貯蓄1,500万円でも「月10万円の赤字」です…年金の「繰下げ受給」を狙う66歳夫婦の“苦しい現実”→おふたりさまを救った〈時間差受給〉【FPが解説】

年金を最大84%増額できる「繰下げ受給」。2022年の制度改正で上限年齢が75歳に引き上げられ注目を集めていますが、増額を待つ間の生活費が足りず、QOLが低下してしまっては本末転倒です。本記事では、横山光昭氏と関口博美氏の著書『おふたりさまの老後資金は「これ」で増やす』(小学館)より一部を抜粋・再編集し、年金増額を狙うも「月10万円の赤字」に陥った66歳夫婦の事例を通して、老後資金の寿命を延ばす〈時間差受給〉について解説します。

最大84%増の「繰り下げ受給」…平均寿命から考える“もらい損”のリスク

ご存じの方も多いかもしれませんが、年金制度は2022年4月に大きく改正されました。主な変更点は2つ。

1つは、繰り上げ受給における減額率の見直しです。それまで、1か月繰り上げるごとに0.5%減額されましたが、改正後は0.4%になりました。

もう1つは、繰り下げ受給の年齢の上限が延びたこと。改正前の繰り下げの上限は70歳でしたが、75歳まで引き上げられました。1か月後倒しするごとに0.7%ずつ増額されるため、75歳まで10年繰り下げれば84%(0.7%×120か月)も増えます。

ちなみに、繰り下げの場合、年金の総受給額が65歳から受給し始めた人を上回るのは、受給開始から12年後となります。70歳で受給開始した場合は82歳、75歳なら87歳です。年金は積み立て方式でないと理解していても、長年コツコツ納めてきたわけですから、できるだけ多く受け取りたいと思うのは当然です。

しかし、男性の平均寿命は約81歳。頑張って75歳まで繰り下げて増えたとしても、平均寿命までは6年程度です。65歳から受け取る方より受取総額が少なくなるリスクが高まります。

夫婦で「月44万円」も夢ではないが…男女で異なる繰り下げ受給の“恩恵”

具体的に繰り下げによりどのくらい金額が増えるのか。

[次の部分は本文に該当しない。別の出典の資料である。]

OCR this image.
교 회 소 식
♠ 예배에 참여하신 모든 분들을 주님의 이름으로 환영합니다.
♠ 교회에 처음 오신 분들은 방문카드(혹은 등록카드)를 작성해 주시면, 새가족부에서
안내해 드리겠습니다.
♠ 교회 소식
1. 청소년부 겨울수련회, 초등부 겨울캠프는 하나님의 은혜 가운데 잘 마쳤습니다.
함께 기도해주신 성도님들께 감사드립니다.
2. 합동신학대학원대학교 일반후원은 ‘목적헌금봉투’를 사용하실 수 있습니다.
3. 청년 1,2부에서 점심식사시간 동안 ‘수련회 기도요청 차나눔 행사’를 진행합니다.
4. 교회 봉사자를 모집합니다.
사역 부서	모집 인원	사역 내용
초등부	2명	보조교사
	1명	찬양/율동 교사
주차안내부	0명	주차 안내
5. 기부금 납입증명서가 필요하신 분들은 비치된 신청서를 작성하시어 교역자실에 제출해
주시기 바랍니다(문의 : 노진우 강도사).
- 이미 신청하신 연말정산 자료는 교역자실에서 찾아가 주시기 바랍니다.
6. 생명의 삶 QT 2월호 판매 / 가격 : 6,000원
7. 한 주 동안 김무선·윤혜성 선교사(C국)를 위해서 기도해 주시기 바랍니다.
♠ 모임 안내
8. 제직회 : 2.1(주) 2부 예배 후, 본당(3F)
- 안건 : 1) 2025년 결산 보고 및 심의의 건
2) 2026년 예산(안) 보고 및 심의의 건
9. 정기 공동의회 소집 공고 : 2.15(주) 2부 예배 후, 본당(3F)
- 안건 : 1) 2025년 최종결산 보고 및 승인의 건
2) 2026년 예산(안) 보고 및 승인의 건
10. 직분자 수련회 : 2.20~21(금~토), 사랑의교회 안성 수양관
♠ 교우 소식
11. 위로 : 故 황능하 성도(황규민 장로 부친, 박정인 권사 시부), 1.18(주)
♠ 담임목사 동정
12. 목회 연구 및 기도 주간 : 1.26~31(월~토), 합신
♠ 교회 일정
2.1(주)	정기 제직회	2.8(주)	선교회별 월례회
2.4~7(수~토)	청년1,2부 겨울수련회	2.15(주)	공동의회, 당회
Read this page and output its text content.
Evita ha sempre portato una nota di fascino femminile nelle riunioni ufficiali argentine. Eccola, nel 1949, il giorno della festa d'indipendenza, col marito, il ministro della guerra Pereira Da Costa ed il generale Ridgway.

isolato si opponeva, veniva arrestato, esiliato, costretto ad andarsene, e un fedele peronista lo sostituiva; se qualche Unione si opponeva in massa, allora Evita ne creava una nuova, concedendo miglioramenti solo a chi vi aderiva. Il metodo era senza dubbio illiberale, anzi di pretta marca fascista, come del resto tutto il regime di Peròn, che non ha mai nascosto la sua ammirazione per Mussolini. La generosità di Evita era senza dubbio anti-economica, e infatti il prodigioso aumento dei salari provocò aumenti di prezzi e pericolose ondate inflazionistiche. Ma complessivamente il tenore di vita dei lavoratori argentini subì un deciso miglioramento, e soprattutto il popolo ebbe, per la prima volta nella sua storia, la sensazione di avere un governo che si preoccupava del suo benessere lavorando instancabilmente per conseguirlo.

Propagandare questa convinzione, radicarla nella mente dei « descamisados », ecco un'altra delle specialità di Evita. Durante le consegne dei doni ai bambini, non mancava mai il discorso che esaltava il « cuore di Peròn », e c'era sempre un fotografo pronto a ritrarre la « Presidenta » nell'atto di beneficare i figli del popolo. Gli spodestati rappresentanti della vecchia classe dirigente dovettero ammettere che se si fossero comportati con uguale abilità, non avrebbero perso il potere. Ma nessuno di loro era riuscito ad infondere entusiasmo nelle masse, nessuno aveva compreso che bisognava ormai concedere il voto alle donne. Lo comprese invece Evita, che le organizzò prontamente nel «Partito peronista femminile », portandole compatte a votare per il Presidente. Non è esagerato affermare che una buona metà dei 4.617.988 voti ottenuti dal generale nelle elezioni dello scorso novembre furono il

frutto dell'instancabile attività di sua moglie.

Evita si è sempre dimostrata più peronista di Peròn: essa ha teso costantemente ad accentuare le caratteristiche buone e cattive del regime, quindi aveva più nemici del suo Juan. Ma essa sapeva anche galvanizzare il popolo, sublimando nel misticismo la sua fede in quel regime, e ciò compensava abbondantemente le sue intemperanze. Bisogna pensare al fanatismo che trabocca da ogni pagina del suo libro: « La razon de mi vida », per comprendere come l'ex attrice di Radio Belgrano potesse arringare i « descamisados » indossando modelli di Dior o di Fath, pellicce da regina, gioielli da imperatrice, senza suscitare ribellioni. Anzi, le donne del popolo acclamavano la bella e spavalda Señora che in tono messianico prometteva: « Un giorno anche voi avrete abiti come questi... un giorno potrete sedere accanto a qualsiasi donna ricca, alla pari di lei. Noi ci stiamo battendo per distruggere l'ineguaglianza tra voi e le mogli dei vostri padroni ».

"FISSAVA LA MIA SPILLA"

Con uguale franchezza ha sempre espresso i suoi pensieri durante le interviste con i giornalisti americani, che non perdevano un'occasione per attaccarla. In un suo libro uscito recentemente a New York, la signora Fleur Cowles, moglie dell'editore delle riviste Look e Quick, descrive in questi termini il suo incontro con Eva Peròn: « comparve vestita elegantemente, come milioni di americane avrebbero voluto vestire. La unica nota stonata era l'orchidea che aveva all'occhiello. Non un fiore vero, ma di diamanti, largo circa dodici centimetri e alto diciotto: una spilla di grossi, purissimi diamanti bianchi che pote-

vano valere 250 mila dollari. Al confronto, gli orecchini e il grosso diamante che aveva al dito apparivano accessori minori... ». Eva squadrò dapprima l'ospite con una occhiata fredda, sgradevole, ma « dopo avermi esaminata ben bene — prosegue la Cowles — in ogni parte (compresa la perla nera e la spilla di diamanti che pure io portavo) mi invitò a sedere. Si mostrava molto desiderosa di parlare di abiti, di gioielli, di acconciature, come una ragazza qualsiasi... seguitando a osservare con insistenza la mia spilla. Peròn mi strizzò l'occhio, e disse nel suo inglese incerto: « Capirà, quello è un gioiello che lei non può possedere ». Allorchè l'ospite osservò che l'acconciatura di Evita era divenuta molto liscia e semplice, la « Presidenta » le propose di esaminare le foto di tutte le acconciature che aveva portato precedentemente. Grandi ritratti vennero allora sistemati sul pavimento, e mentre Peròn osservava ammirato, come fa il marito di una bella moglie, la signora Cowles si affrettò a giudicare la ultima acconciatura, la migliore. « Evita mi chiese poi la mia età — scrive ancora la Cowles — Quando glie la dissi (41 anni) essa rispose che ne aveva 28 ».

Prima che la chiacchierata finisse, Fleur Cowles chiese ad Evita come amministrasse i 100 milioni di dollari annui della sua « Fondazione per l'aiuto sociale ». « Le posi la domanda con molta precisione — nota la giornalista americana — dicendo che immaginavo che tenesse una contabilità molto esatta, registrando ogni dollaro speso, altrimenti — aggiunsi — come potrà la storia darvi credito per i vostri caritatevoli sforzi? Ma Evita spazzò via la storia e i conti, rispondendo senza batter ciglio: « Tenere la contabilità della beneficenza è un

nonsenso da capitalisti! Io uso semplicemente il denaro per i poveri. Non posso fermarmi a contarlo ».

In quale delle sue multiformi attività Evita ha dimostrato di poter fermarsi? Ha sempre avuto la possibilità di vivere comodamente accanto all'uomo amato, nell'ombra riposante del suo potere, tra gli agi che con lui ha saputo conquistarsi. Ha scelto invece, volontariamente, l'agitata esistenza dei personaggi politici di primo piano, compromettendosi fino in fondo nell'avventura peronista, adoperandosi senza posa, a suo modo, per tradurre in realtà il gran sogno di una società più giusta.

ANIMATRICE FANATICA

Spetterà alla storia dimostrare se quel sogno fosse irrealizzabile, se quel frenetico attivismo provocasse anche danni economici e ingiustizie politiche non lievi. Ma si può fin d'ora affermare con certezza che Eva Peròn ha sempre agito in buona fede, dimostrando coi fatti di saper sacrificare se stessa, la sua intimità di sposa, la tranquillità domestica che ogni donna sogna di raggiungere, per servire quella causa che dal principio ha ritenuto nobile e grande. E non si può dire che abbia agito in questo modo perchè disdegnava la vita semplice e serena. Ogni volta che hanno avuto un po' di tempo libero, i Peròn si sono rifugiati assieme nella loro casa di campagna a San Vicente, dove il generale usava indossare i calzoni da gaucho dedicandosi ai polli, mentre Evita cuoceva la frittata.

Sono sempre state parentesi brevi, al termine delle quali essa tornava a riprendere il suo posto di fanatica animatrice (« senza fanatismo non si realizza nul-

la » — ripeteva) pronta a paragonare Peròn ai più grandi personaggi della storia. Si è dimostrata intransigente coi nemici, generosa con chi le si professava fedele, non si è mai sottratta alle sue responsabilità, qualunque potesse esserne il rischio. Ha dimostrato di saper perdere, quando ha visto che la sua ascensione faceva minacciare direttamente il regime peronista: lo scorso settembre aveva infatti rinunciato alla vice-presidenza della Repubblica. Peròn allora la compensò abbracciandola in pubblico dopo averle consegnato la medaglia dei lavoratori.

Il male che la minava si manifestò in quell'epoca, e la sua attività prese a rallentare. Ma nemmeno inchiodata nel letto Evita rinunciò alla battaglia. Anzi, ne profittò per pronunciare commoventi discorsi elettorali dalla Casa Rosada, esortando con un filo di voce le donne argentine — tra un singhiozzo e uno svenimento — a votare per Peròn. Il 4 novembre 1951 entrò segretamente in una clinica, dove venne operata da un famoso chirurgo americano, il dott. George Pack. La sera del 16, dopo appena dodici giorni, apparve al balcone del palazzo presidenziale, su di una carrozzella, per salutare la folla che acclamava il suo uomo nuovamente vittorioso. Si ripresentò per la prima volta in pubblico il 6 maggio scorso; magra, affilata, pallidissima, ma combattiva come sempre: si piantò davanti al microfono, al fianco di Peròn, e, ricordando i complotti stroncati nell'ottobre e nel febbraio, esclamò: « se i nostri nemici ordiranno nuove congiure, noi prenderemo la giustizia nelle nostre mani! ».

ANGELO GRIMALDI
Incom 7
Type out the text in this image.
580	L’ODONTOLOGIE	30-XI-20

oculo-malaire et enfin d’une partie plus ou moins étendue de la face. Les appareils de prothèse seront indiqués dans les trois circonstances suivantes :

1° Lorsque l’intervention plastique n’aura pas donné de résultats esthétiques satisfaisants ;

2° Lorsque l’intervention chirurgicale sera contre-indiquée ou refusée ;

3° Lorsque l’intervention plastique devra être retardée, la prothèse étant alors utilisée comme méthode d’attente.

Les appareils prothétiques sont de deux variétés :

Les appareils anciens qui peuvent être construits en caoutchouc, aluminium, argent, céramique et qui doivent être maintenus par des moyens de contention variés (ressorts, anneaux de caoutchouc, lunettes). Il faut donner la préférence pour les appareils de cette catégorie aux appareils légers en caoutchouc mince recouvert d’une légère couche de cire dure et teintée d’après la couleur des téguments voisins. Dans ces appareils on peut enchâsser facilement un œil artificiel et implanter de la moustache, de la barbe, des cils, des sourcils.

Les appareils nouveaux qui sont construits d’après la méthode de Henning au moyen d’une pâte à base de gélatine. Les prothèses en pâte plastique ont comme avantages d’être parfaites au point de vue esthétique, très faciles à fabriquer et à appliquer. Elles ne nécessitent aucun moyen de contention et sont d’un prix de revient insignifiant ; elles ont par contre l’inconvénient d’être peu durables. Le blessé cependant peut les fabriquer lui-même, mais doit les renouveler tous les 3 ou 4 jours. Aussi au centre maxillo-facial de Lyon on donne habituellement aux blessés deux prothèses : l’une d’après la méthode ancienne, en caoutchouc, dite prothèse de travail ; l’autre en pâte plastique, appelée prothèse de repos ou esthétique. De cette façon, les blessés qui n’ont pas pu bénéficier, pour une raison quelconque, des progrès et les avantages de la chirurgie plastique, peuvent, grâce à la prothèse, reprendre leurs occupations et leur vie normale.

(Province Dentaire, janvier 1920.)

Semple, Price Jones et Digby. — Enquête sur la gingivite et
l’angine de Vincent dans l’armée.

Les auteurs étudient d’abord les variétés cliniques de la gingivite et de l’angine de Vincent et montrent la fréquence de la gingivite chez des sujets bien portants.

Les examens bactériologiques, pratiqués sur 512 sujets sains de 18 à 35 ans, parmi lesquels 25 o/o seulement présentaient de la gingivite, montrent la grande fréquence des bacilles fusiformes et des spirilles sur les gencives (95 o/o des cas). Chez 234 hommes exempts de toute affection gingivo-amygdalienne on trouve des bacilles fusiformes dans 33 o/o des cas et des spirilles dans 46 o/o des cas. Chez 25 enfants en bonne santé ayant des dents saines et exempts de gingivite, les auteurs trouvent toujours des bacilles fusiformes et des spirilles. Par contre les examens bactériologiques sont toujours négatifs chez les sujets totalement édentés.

男女別の「平均年金受給額早見表」(図表1)を見てみます。

[図表1]繰り下げ受給でもらえる平均年金受給額早見表

厚生年金に加入する65歳の男性の平均年金月額14万9000円、女性の9万3000円(基礎年金含む)をベースに、それぞれ75歳まで繰り下げた場合の金額をまとめています(2024年度時点)。

ちなみに、厚生年金に加入していた夫婦が同年齢で65歳から受給した場合、月額の合計は24万2000円。住居関連の支出にもよりますが、繰り下げ受給せずとも何とか暮らせそうな金額です。仮に、この夫婦がともに75歳まで繰り下げると、月額は計44万5280円。結構な金額に増えます。

ただし、何度も申しますが、無理は禁物です。たとえば、男性は68歳で受け取り、女性は72歳で受け取るなど、さまざまな選択肢が考えられます。

個人差はありますが、女性は平均寿命が90歳近いため、75歳から受け取り始めても損するリスクは少ないかもしれません。